—Yo lo que no quiero es verte llorando por los rincones, Claudia. Ya te los conoces todos… —dijo Carmen, con esa mezcla de dureza protectora que solo las amigas verdaderas pueden permitirse. Su tono era claro: esto con Raúl no le olía bien.
Claudia bajó la mirada. No le hacía falta que se lo repitieran. Desde que supo que iba a pasar la tarde con él, no había podido evitar emocionarse. Pero esa emoción venía con un sabor agridulce que no lograba sacarse de encima.
—Carmen, tampoco te pases —intervino otra de las chicas—. Que te recuerdo que tú intentaste emparejarlo con tu hermano.
—Bueno, pero eso fue distinto —respondió Carmen, defendiéndose—. Yo ahí veía un interés claro. Por parte de él, claro. Y además, lo hacía para que Claudia se distrajera un poco de… bueno, ya sabéis.
—Y porque en el fondo creías que con Claudia tu hermano se iba a enderezar, ¿no?
—Sí. Me equivoqué, pero rectifiqué a tiempo, ¿o no?
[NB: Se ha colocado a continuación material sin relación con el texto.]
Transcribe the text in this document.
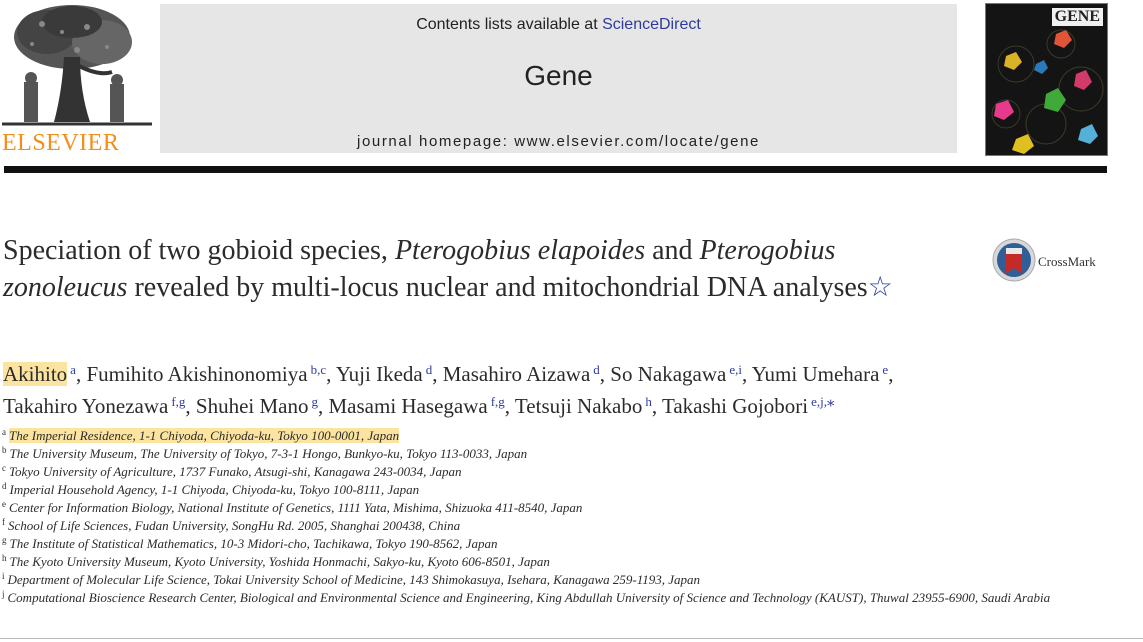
ELSEVIER
Contents lists available at ScienceDirect
Gene
journal homepage: www.elsevier.com/locate/gene
GENE
Speciation of two gobioid species, Pterogobius elapoides and Pterogobius zonoleucus revealed by multi-locus nuclear and mitochondrial DNA analyses☆
CrossMark
Akihito $^a$, Fumihito Akishinonomiya $^{b,c}$, Yuji Ikeda $^d$, Masahiro Aizawa $^d$, So Nakagawa $^{e,i}$, Yumi Umehara $^e$,
Takahiro Yonezawa $^{f,g}$, Shuhei Mano $^g$, Masami Hasegawa $^{f,g}$, Tetsuji Nakabo $^h$, Takashi Gojobori $^{e,j,⁎}$
$^a$ The Imperial Residence, 1-1 Chiyoda, Chiyoda-ku, Tokyo 100-0001, Japan
$^b$ The University Museum, The University of Tokyo, 7-3-1 Hongo, Bunkyo-ku, Tokyo 113-0033, Japan
$^c$ Tokyo University of Agriculture, 1737 Funako, Atsugi-shi, Kanagawa 243-0034, Japan
$^d$ Imperial Household Agency, 1-1 Chiyoda, Chiyoda-ku, Tokyo 100-8111, Japan
$^e$ Center for Information Biology, National Institute of Genetics, 1111 Yata, Mishima, Shizuoka 411-8540, Japan
$^f$ School of Life Sciences, Fudan University, SongHu Rd. 2005, Shanghai 200438, China
$^g$ The Institute of Statistical Mathematics, 10-3 Midori-cho, Tachikawa, Tokyo 190-8562, Japan
$^h$ The Kyoto University Museum, Kyoto University, Yoshida Honmachi, Sakyo-ku, Kyoto 606-8501, Japan
$^i$ Department of Molecular Life Science, Tokai University School of Medicine, 143 Shimokasuya, Isehara, Kanagawa 259-1193, Japan
$^j$ Computational Bioscience Research Center, Biological and Environmental Science and Engineering, King Abdullah University of Science and Technology (KAUST), Thuwal 23955-6900, Saudi Arabia
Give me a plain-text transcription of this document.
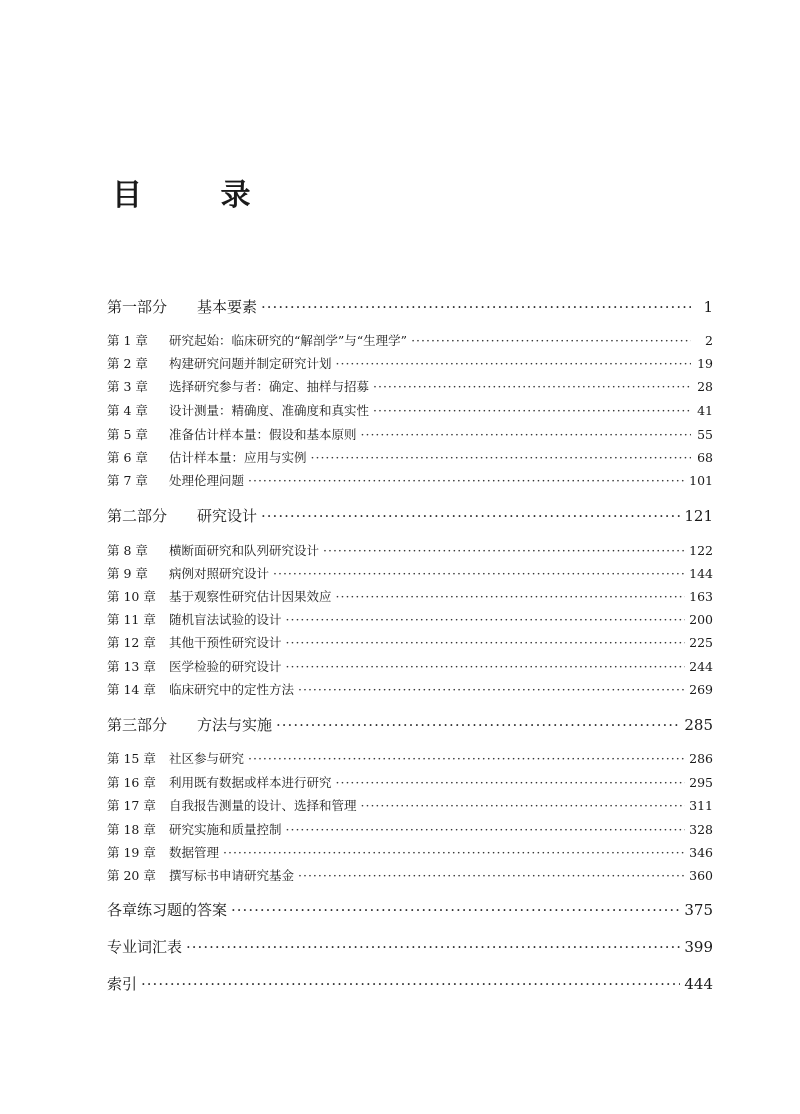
目 录
第一部分	基本要素 ·····	1
第 1 章	研究起始：临床研究的“解剖学”与“生理学” ·····	2
第 2 章	构建研究问题并制定研究计划 ·····	19
第 3 章	选择研究参与者：确定、抽样与招募 ·····	28
第 4 章	设计测量：精确度、准确度和真实性 ·····	41
第 5 章	准备估计样本量：假设和基本原则 ·····	55
第 6 章	估计样本量：应用与实例 ·····	68
第 7 章	处理伦理问题 ·····	101
第二部分	研究设计 ·····	121
第 8 章	横断面研究和队列研究设计 ·····	122
第 9 章	病例对照研究设计 ·····	144
第 10 章	基于观察性研究估计因果效应 ·····	163
第 11 章	随机盲法试验的设计 ·····	200
第 12 章	其他干预性研究设计 ·····	225
第 13 章	医学检验的研究设计 ·····	244
第 14 章	临床研究中的定性方法 ·····	269
第三部分	方法与实施 ·····	285
第 15 章	社区参与研究 ·····	286
第 16 章	利用既有数据或样本进行研究 ·····	295
第 17 章	自我报告测量的设计、选择和管理 ·····	311
第 18 章	研究实施和质量控制 ·····	328
第 19 章	数据管理 ·····	346
第 20 章	撰写标书申请研究基金 ·····	360
各章练习题的答案 ·····	375
专业词汇表 ·····	399
索引 ·····	444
El grupo guardó silencio unos segundos. Todas sabían que no era tan fácil. Que los errores del corazón rara vez se solucionan con una simple corrección de rumbo. Claudia, por fin, habló.
—Chicas, dejadlo. Carmen tiene razón. Desde que me enteré de que iba a quedar con él esta tarde… no he podido evitar ilusionarme.
Todas se miraron. ¿Cómo decirle que eso era precisamente lo peligroso?
—Ay, Dios mío —murmuró una de ellas—. ¡Y eso que hace dos días él mismo te puso freno!
Claudia fingió no entender.
—No sé a qué te refieres.

—Pues que si tú y yo salimos por ahí a tomar algo —había dicho Raúl—, podríamos confundirnos. Y no me parece justo para ti. Porque sabes que acabo de salir de una relación complicada, y… bueno, creo que no estoy preparado ahora para… para algo serio.
—¿Para tomarte una leche merengada? —ironizó Carmen en su memoria—. Pues chico, no sé.
Claudia se encogió de hombros. Lo pensaba y todo le parecía confuso: si lo veía, sufría. Si no lo veía, también.
—Lo mejor es que me quede quietecita y sola. Es como mejor estoy.
—¡Uy, sola no vas a estar! —exclamó una de las chicas, abrazándola—. Tienes a tus hermanas pesadas que no te van a dejar ni respirar. Aquí estamos para lo que necesites.
—¿Y qué hago? ¿Lo dejo plantado esta tarde?
—Tranquila —le dijo Carmen—. El muchacho se lo va a pasar igual de bien con nosotras. Y si hace falta, yo le busco con quién echar la partida. Que no se diga.
—¡Ah, no! A mí no me mires —saltó otra—. Que una cosa es apoyarte y otra regalarme a Raúl.
—Carmen, muchas gracias. Eres un sol —dijo Claudia con ternura.
—Nah, te lo mereces.
En ese momento, la puerta se abrió. Era Gema.
—¡Hola, chicas!
—Gema, espera un momentito —dijo Fina—. Tengo algo que darte.
—¿El qué?
—Espero que te gusten… —respondió Fina, sacando de su bolso unas fotos.
—¡No me digas que ya revelaste las fotos de Teo!
Fina asintió con una mezcla de orgullo tímido.
Las chicas se agolparon para verlas. Sus reacciones fueron inmediatas.
—¡Ay, Fina, son preciosas!
—Pero si parece un niño de revista —dijo una de ellas.
—Cepina… ¡la madre que te trajo! Pero mira qué mano tienes para esto, hija. ¡De verdad!
En medio de las lágrimas contenidas de Claudia, las bromas, los recuerdos amargos y los consuelos sinceros, había algo que brillaba entre todas: la certeza de que, mientras estén juntas, ninguna de ellas se va a caer sin que las otras estén para levantarla.
¿Y si a veces el mejor amor no es el romántico, sino el que nace entre amigas que saben cuándo decirte la verdad… aunque duela?